SYDNEY (Reuters) - Unbelievable as it may sound, not all young men want more sex.
According to a survey of Australian men, 12 percent between the ages of 16 and 24 said they wanted less sex - the highest proportion of any age group.
“Although it’s a minority, it’s still interesting that it’s more of them (than any other age group), which is not that sort of myth, boys not getting enough sex and dying to get it,” Juliet Richters, Associate Professor in Sexual Health, University of New South Wales, told Reuters.
Richters and a team of researchers from around Australia surveyed some 4,300 heterosexual men and 4,400 women between the ages of 16 and 64.

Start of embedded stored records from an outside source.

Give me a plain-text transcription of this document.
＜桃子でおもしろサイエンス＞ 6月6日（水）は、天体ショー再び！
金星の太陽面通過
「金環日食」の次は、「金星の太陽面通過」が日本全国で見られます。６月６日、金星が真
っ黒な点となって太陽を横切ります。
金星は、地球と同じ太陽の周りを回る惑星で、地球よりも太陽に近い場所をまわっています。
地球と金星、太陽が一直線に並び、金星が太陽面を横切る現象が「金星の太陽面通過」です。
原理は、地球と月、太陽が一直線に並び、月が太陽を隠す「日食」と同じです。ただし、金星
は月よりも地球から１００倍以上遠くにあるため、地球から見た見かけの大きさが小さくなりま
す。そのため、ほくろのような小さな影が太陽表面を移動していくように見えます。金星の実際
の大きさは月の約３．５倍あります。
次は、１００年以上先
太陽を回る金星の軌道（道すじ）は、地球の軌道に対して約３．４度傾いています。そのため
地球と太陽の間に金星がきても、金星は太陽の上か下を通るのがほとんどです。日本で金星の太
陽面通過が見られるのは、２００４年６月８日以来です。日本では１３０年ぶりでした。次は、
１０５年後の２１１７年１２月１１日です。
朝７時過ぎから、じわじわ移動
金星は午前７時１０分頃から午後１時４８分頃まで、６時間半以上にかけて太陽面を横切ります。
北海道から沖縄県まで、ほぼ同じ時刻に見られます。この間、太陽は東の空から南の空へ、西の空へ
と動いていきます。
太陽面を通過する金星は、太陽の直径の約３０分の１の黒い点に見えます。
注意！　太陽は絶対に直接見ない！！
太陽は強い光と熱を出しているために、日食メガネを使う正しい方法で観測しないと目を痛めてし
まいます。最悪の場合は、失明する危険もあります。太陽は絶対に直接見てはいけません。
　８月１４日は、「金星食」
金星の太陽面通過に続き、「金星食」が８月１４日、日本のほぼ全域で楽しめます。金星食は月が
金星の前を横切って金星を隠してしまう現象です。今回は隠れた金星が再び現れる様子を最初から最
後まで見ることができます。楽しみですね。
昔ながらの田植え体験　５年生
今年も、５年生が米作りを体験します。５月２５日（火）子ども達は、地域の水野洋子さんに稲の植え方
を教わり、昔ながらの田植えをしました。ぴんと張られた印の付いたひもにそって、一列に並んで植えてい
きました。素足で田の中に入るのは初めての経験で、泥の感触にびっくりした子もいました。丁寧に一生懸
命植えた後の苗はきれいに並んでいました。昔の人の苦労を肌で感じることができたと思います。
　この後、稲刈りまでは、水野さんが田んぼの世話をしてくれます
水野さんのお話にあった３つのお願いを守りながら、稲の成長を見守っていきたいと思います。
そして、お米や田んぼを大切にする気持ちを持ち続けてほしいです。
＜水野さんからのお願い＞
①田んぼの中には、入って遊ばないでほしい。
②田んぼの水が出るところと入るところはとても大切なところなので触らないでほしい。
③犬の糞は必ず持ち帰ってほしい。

She said another survey five years ago showed similar results.
Only 31 percent of men in that age group said they wanted more sex, the lowest of any other age group as well.
“It may well be that they are being overwhelmed by girls of much the same age who are madly in love and very keen,” she said.
“It also takes men of that age about a year or longer to commit to a relationship.”
More predictably, the survey found that 57 percent of men between 35 and 44 wanted more sex compared with only 28 percent of women, while 14 percent of women said they wanted less.
Half of men aged 55 to 64 wanted more sex, while only 27 percent of women in the same age group felt the same.
“The evolutionary explanation is women are only keen on sex when they can conceive. A social explanation is a whole lot of stuff, including time, pressure, tiredness,” Richter said.
“I mean, sex is a leisure activity after all.”